Ringtone terus berbunyi. Amelia terlihat sudah memutuskan sesuatu. Amelia menekan sebuah tombol di layar smartphone. Tidak jelas tombol mana yang Amelia pilih pada akhirnya.
EXT. SEBUAH TAMAN — MALAM
BARA terlihat berdiri di sebuah aliran air. Ia sedang melipat sebuah kertas origami merah.
Di pinggiran aliran air yang mendesir halus, Bara menaruh perahu kertas berwarna merah. Bara kemudian memasukkan tangan ke kantong jaketnya, mengeluarkan bintang hijau kertas yang penuh kerutan dan korek api dengan gambar pabrik tua.
Bara memposisikan bintang di atas korek api. Gir korek dipantik, percikan api merekah, dan bintang hijau mulai terbakar. Bara menaruh tangan di bawah bintang yang sedang terbakar, menumpuk abu sisa.
Bara menaruh abu itu ke dalam perahu kertas, dan mengangkat perahu ke atas aliran air, masih sambil memegangnya.
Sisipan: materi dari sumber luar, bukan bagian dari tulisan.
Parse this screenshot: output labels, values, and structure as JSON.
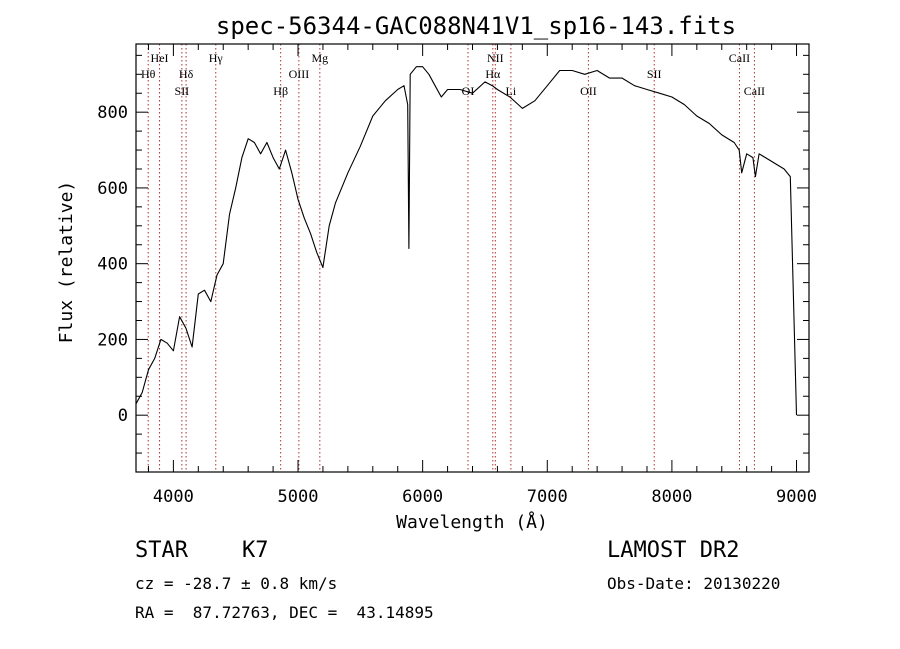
{
  "chart_data": {
    "type": "line",
    "title": "spec-56344-GAC088N41V1_sp16-143.fits",
    "xlabel": "Wavelength (Å)",
    "ylabel": "Flux (relative)",
    "xlim": [
      3700,
      9100
    ],
    "ylim": [
      -150,
      980
    ],
    "x_ticks": [
      4000,
      5000,
      6000,
      7000,
      8000,
      9000
    ],
    "y_ticks": [
      0,
      200,
      400,
      600,
      800
    ],
    "grid": false,
    "line_color": "#000000",
    "marker_line_color": "#b03030",
    "series": [
      {
        "x": [
          3700,
          3750,
          3800,
          3850,
          3900,
          3950,
          4000,
          4050,
          4100,
          4150,
          4200,
          4250,
          4300,
          4350,
          4400,
          4450,
          4500,
          4550,
          4600,
          4650,
          4700,
          4750,
          4800,
          4850,
          4900,
          4950,
          5000,
          5050,
          5100,
          5150,
          5200,
          5250,
          5300,
          5400,
          5500,
          5600,
          5700,
          5800,
          5850,
          5880,
          5890,
          5900,
          5950,
          6000,
          6050,
          6100,
          6150,
          6200,
          6300,
          6400,
          6500,
          6560,
          6600,
          6700,
          6800,
          6900,
          7000,
          7100,
          7200,
          7300,
          7400,
          7500,
          7600,
          7700,
          7800,
          7900,
          8000,
          8100,
          8200,
          8300,
          8400,
          8500,
          8540,
          8560,
          8600,
          8650,
          8670,
          8700,
          8800,
          8900,
          8950,
          9000
        ],
        "y": [
          30,
          60,
          120,
          150,
          200,
          190,
          170,
          260,
          230,
          180,
          320,
          330,
          300,
          370,
          400,
          530,
          600,
          680,
          730,
          720,
          690,
          720,
          680,
          650,
          700,
          640,
          570,
          520,
          480,
          430,
          390,
          500,
          560,
          640,
          710,
          790,
          830,
          860,
          870,
          820,
          440,
          900,
          920,
          920,
          900,
          870,
          840,
          860,
          860,
          850,
          880,
          870,
          860,
          840,
          810,
          830,
          870,
          910,
          910,
          900,
          910,
          890,
          890,
          870,
          860,
          850,
          840,
          820,
          790,
          770,
          740,
          720,
          700,
          640,
          690,
          680,
          630,
          690,
          670,
          650,
          630,
          0
        ]
      }
    ],
    "line_markers": [
      {
        "label": "HeI",
        "x": 3889,
        "row": "top"
      },
      {
        "label": "Hθ",
        "x": 3798,
        "row": "upper"
      },
      {
        "label": "Hδ",
        "x": 4102,
        "row": "upper"
      },
      {
        "label": "SII",
        "x": 4068,
        "row": "lower"
      },
      {
        "label": "Hγ",
        "x": 4340,
        "row": "top"
      },
      {
        "label": "Hβ",
        "x": 4861,
        "row": "lower"
      },
      {
        "label": "OIII",
        "x": 5007,
        "row": "upper"
      },
      {
        "label": "Mg",
        "x": 5175,
        "row": "top"
      },
      {
        "label": "OI",
        "x": 6364,
        "row": "lower"
      },
      {
        "label": "NII",
        "x": 6583,
        "row": "top"
      },
      {
        "label": "Hα",
        "x": 6563,
        "row": "upper"
      },
      {
        "label": "Li",
        "x": 6708,
        "row": "lower"
      },
      {
        "label": "OII",
        "x": 7330,
        "row": "lower"
      },
      {
        "label": "SII",
        "x": 7858,
        "row": "upper"
      },
      {
        "label": "CaII",
        "x": 8542,
        "row": "top"
      },
      {
        "label": "CaII",
        "x": 8662,
        "row": "lower"
      }
    ]
  },
  "info": {
    "object_type": "STAR",
    "subclass": "K7",
    "redshift_line": "cz = -28.7 ± 0.8 km/s",
    "coords_line": "RA =  87.72763, DEC =  43.14895",
    "survey": "LAMOST DR2",
    "obs_date_line": "Obs-Date: 20130220"
  }
}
Bara lalu menaruh korek api tadi di atas perahu.
Jari Bara sedikit bergetar, seakan belum rela melepas perahu tersebut, namun tak lama jari itu tidak lagi menyentuh permukaan kertas. Perahu itu belayar lambat, berayun ke kanan lalu kiri mengikuti aliran air. Damai, bebas, tanpa beban. Perahu terus saja berlayar, semakin kecil, semakin jauh, semakin bebas.